Why Merge Models?
The idea: You fine-tuned Model A for coding and Model B for medical Q&A. Merging combines their strengths into a single model without retraining. No GPU needed — merging is a CPU operation on the weight tensors.
Real-world impact: Merged models regularly top the Open LLM Leaderboard. The community has turned merging into a “sport” — sharing recipes and discovering that certain merge combinations outperform the individual models.
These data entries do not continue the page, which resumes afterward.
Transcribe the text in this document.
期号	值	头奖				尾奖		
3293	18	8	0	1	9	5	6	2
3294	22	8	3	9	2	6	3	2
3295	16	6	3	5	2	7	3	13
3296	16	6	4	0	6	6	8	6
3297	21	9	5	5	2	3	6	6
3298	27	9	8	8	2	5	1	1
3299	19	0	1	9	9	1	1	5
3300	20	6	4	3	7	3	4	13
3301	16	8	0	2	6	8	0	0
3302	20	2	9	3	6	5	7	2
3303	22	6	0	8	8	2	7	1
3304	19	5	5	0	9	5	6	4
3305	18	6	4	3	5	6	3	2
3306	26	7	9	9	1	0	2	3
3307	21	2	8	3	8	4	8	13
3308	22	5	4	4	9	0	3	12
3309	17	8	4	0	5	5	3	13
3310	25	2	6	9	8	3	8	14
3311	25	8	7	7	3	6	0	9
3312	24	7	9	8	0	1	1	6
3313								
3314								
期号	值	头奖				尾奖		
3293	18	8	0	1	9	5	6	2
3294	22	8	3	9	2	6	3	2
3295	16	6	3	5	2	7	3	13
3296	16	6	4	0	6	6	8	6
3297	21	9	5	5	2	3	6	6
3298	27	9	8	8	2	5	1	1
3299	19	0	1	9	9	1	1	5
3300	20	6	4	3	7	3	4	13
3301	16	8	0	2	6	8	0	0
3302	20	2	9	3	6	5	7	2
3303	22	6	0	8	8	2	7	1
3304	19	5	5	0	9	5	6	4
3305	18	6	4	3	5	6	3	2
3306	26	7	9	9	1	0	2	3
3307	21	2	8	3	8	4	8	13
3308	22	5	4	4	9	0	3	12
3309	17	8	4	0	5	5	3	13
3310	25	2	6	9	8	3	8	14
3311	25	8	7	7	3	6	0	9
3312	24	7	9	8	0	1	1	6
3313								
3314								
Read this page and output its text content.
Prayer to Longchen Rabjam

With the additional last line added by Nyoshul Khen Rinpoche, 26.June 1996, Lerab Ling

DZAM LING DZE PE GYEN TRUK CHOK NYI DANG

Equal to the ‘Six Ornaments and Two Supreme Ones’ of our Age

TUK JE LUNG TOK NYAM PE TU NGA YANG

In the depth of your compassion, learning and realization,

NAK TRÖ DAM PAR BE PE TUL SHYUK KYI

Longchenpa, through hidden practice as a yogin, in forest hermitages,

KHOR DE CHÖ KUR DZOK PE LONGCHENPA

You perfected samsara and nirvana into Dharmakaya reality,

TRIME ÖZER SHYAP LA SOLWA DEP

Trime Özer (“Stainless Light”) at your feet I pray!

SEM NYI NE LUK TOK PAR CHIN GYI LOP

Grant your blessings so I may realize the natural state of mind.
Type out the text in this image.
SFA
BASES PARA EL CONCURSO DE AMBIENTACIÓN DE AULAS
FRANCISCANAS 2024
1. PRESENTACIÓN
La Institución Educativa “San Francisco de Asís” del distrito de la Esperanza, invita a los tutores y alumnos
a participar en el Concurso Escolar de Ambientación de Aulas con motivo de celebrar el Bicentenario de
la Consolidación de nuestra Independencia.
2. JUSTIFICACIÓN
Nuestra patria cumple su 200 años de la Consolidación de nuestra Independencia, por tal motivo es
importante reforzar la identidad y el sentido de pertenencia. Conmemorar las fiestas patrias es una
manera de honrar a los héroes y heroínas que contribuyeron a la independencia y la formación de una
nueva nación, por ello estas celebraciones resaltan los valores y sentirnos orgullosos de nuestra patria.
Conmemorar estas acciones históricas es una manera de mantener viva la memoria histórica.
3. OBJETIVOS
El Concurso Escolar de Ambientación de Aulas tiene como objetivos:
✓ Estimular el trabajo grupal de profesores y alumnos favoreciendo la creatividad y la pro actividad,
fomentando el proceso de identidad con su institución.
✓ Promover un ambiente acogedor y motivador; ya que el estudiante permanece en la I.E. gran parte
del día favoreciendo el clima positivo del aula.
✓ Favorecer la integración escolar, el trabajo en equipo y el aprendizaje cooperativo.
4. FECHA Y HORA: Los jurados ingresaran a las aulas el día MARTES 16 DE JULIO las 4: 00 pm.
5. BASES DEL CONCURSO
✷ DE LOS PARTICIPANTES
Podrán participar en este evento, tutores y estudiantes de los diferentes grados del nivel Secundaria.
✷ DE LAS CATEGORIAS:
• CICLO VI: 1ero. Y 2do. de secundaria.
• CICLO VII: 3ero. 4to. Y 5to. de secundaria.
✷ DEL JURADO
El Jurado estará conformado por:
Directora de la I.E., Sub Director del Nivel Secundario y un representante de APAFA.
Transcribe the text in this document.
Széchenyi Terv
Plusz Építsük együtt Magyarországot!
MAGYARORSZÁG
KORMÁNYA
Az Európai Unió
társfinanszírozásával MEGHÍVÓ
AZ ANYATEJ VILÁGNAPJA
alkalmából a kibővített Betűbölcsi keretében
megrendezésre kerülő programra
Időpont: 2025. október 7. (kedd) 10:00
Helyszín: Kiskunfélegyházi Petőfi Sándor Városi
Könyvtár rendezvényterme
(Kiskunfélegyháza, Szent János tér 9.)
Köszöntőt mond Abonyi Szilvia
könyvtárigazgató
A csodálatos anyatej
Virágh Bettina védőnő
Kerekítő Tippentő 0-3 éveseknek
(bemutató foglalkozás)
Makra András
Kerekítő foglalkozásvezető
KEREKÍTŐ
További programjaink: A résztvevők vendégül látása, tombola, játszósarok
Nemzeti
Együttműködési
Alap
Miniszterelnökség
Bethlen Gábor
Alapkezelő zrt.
When to merge: You have multiple fine-tunes of the same base model, each specialized for a different task, and you want a single generalist model that handles all tasks.
Merging Methods
SLERP (Spherical Linear Interpolation): Smoothly interpolates between two models while preserving magnitude in high-dimensional weight space. Most popular method. Limited to 2 models at a time. One parameter: t (0.0–1.0, blend ratio).
TIES-Merging (Yadav et al. 2023): Handles 2+ models. Trims redundant parameters, resolves sign conflicts between models, then averages. Key parameter: density (0.2–1.0, how much to trim).
DARE (Yu et al. 2024): Randomly drops delta parameters before merging as regularization. Enables blending more models without interference. Works well with TIES.
Linear: Simple weighted average. merged = w1*A + w2*B. Fast but less sophisticated. Good baseline.
mergekit (Arcee AI) is the standard tool. Define a YAML config specifying models, method, and parameters. Run mergekit-yaml config.yaml ./output. Supports SLERP, TIES, DARE, linear, passthrough, and per-layer recipes. Works on CPU — no GPU required for merging.